その約束を胸に水谷社長親子は、2003年夏から『まけんで!!西宮冷蔵』という旗を持って、大阪の梅田歩道橋に座り込み、カンパを募る活動を始めた。活動は寒い冬も続き、それがマスコミに報道されると全国からカンパが集まり始めたそうだ。

 告発から2年余たった2004年3月、西宮冷蔵はようやく再開できることになった。『社長!水臭いやないですか!』 『また雇ってもらえますよね?』 一度は解雇した社員が7人、社長のもとに戻ってきてくれたそうだ。
 現在、ようやく半分以上の荷物で埋まってきた倉庫を背中に、現在の水谷社長は力強くこう言った。

決して焦らずに、大地にしっかりと足踏みしめて、やがていつの日か満杯にしてみせます!

この人だから、社員はついていくんだろうなあと思った。

 『正しいことしたんやろ?』 と、父親をまったく責めなかった息子の水谷甲太郎さんは、現在は専務として現場をとりしきっているそうだ。

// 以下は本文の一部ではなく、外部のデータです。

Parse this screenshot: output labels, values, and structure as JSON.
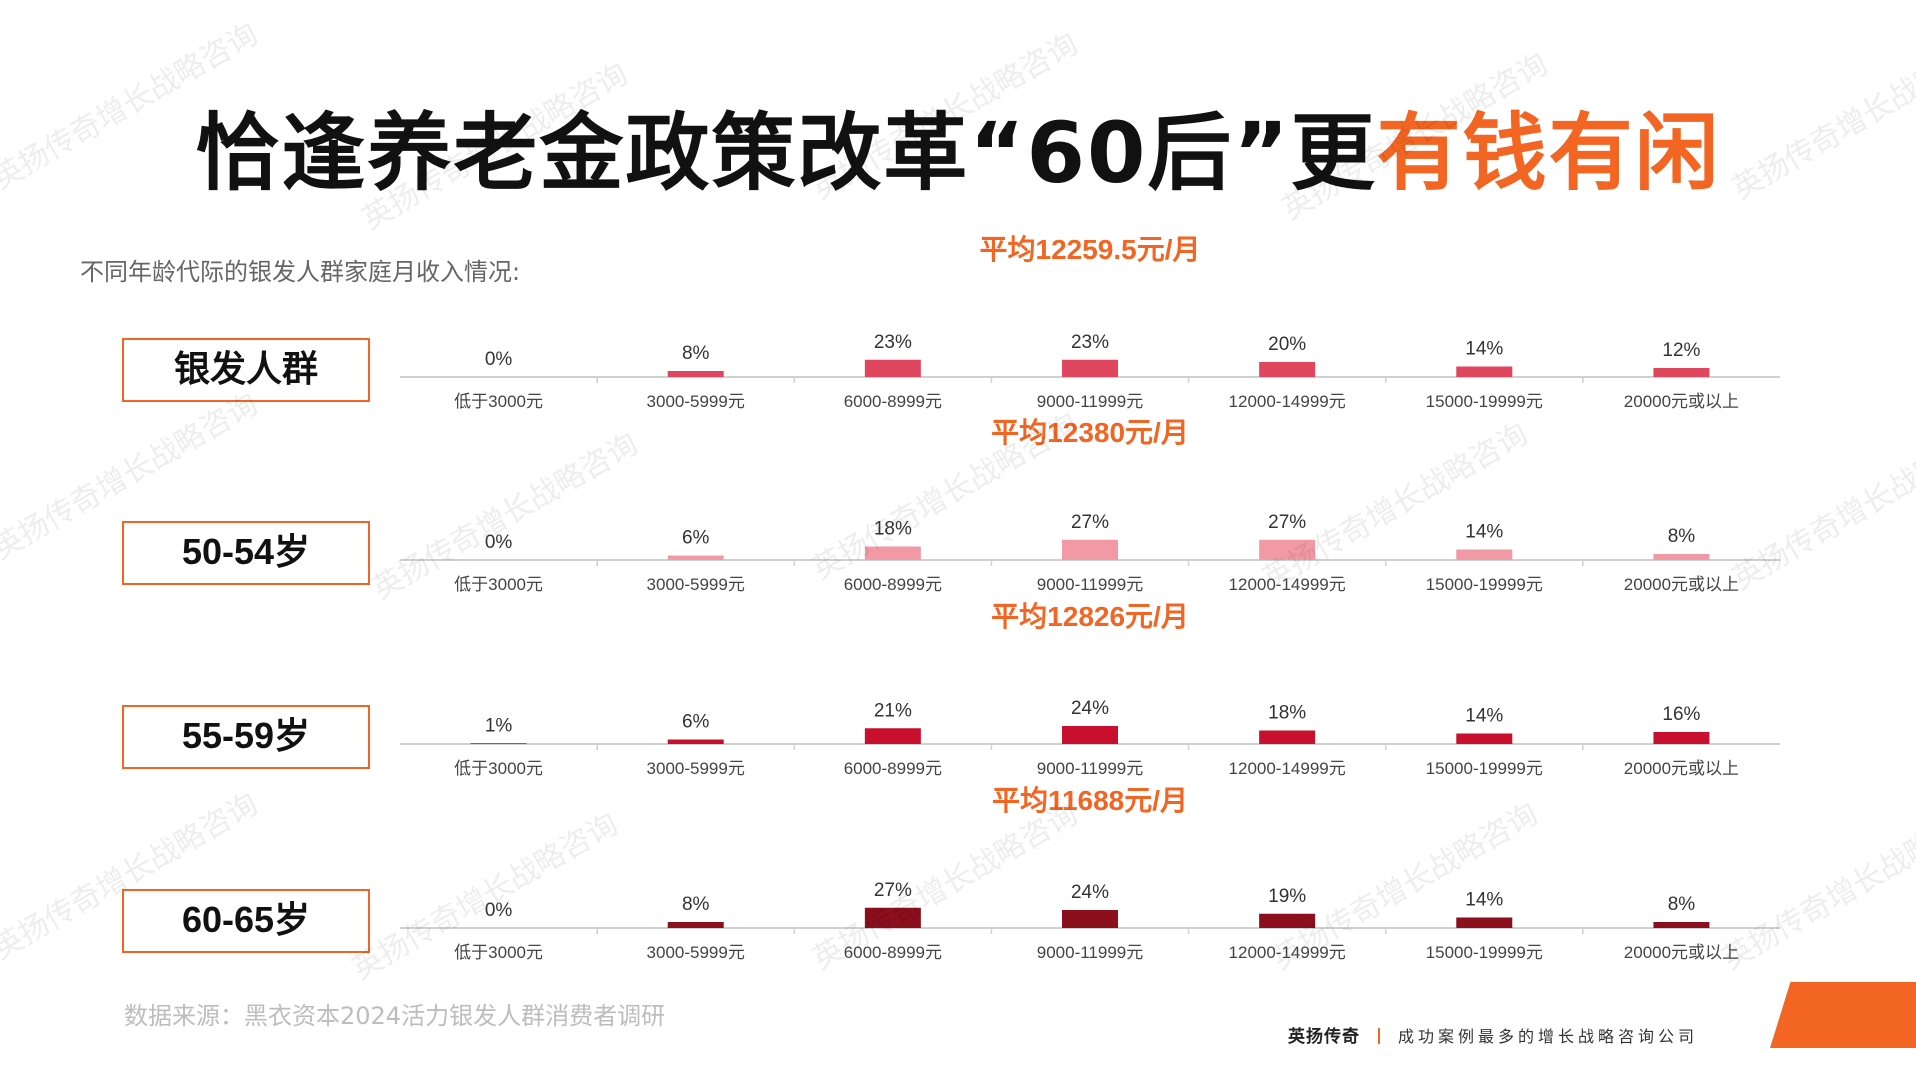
{
  "title": {
    "main": "恰逢养老金政策改革“60后”更",
    "highlight": "有钱有闲"
  },
  "subtitle": "不同年龄代际的银发人群家庭月收入情况:",
  "source": "数据来源：黑衣资本2024活力银发人群消费者调研",
  "footer": {
    "brand": "英扬传奇",
    "slogan": "成功案例最多的增长战略咨询公司"
  },
  "watermark": "英扬传奇增长战略咨询",
  "colors": {
    "accent": "#f26522"
  },
  "chart_data": [
    {
      "type": "bar",
      "group": "银发人群",
      "average": "平均12259.5元/月",
      "categories": [
        "低于3000元",
        "3000-5999元",
        "6000-8999元",
        "9000-11999元",
        "12000-14999元",
        "15000-19999元",
        "20000元或以上"
      ],
      "values": [
        0,
        8,
        23,
        23,
        20,
        14,
        12
      ],
      "value_labels": [
        "0%",
        "8%",
        "23%",
        "23%",
        "20%",
        "14%",
        "12%"
      ],
      "color": "#e0475f"
    },
    {
      "type": "bar",
      "group": "50-54岁",
      "average": "平均12380元/月",
      "categories": [
        "低于3000元",
        "3000-5999元",
        "6000-8999元",
        "9000-11999元",
        "12000-14999元",
        "15000-19999元",
        "20000元或以上"
      ],
      "values": [
        0,
        6,
        18,
        27,
        27,
        14,
        8
      ],
      "value_labels": [
        "0%",
        "6%",
        "18%",
        "27%",
        "27%",
        "14%",
        "8%"
      ],
      "color": "#f19aa6"
    },
    {
      "type": "bar",
      "group": "55-59岁",
      "average": "平均12826元/月",
      "categories": [
        "低于3000元",
        "3000-5999元",
        "6000-8999元",
        "9000-11999元",
        "12000-14999元",
        "15000-19999元",
        "20000元或以上"
      ],
      "values": [
        1,
        6,
        21,
        24,
        18,
        14,
        16
      ],
      "value_labels": [
        "1%",
        "6%",
        "21%",
        "24%",
        "18%",
        "14%",
        "16%"
      ],
      "color": "#c8102e"
    },
    {
      "type": "bar",
      "group": "60-65岁",
      "average": "平均11688元/月",
      "categories": [
        "低于3000元",
        "3000-5999元",
        "6000-8999元",
        "9000-11999元",
        "12000-14999元",
        "15000-19999元",
        "20000元或以上"
      ],
      "values": [
        0,
        8,
        27,
        24,
        19,
        14,
        8
      ],
      "value_labels": [
        "0%",
        "8%",
        "27%",
        "24%",
        "19%",
        "14%",
        "8%"
      ],
      "color": "#8b0f1c"
    }
  ]
}
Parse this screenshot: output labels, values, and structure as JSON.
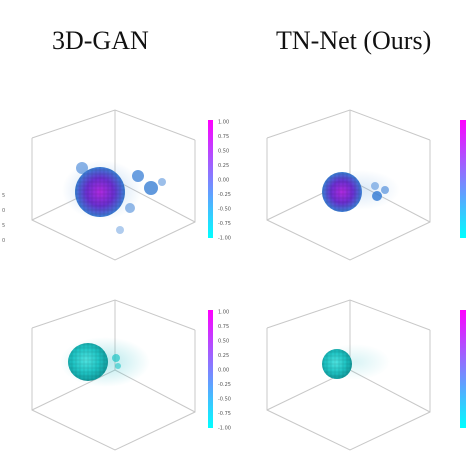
{
  "column_titles": [
    "3D-GAN",
    "TN-Net (Ours)"
  ],
  "colorbar_ticks": [
    "1.00",
    "0.75",
    "0.50",
    "0.25",
    "0.00",
    "-0.25",
    "-0.50",
    "-0.75",
    "-1.00"
  ],
  "left_edge_ticks": [
    "5",
    "0",
    "5",
    "0"
  ],
  "colors": {
    "colorbar_top": "#ff00ff",
    "colorbar_bottom": "#00ffff",
    "voxel_purple": "#6a2fd0",
    "voxel_magenta": "#b02ae0",
    "voxel_blue": "#3a7fd5",
    "voxel_cyan": "#1fc4c4",
    "axis_line": "#c8c8c8"
  }
}
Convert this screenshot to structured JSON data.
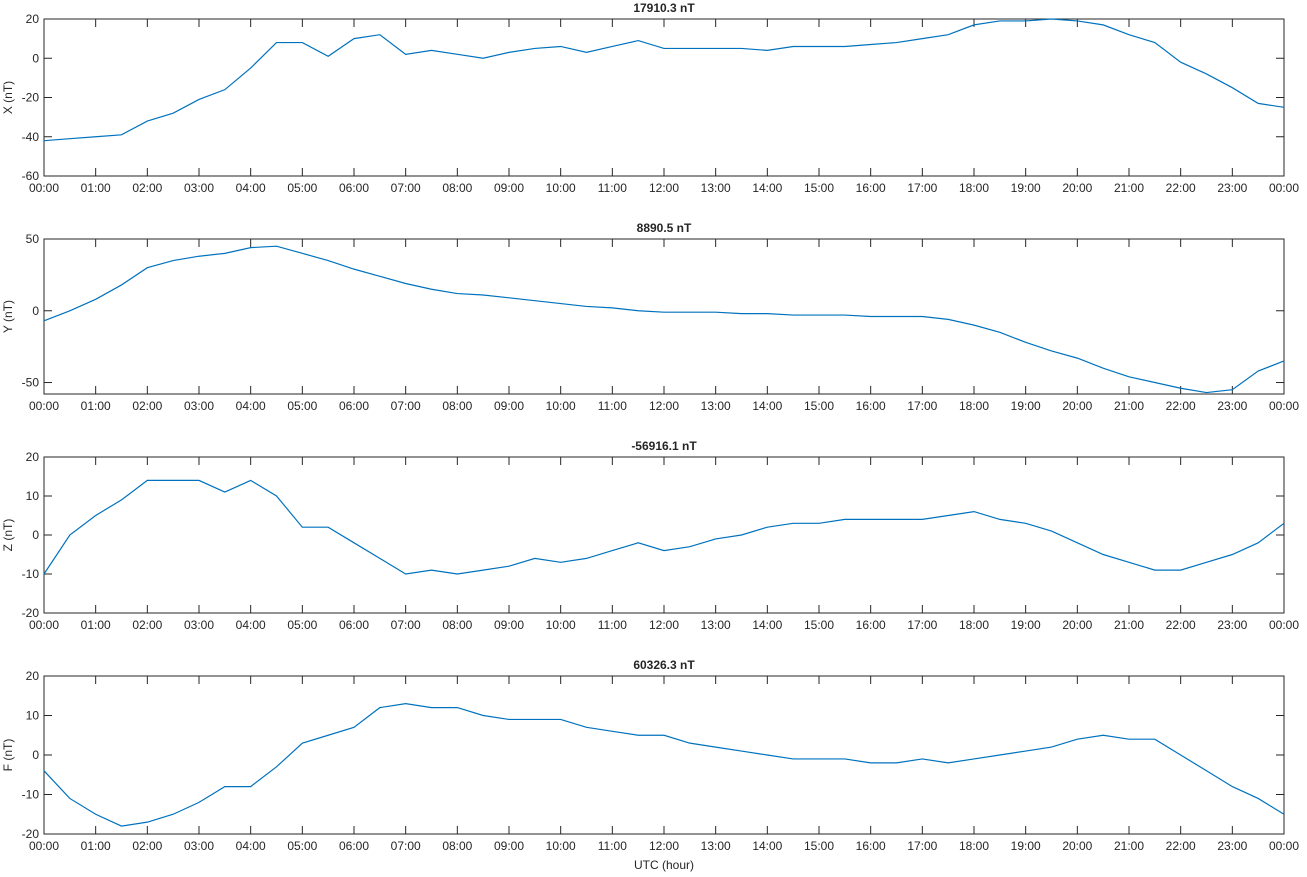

『もし将来また同じような事が起こったらどうしますか?』 との問いに、甲太郎さんは 『うーん』 と少し考えてからこう答えた。

 簡単に告発しますということはまずないですね。告発するって言うのは相手もそうですし、自分も身を削ることになりますし、まぁそれは今回の事件でわかったし。とにかくやめさす努力をして、何回も何回も言って、それでもまったくこちらの言うことを聞いてくれない、弱い立場につけこんでくるってなったら、そのとき考えたいですね。
 それも親父と一緒で、自分で決めたいと思いますね、人に相談せず。はい。

結局、お父さんと同じ事をするという事なのだろう。お父さんの背中を見て育った甲太郎さんは、きっと立派な社長になるであろうと期待する。

 一人の勇気ある決断と、それを支える周りの人々がいなければ、現在の数々の偽装事件が公になることはなかったかもしれない。悪しき習慣、組織ぐるみの隠蔽、大企業の圧力、そんなものに”正しい人”が潰されていくのはもうたくさんだ。だが、私には勇気がなくて 『内部告発』 はできなかった。自分さえ我慢すればすむことだと思っていた。
 水谷社長には、本当に本当に敬意を払いたい。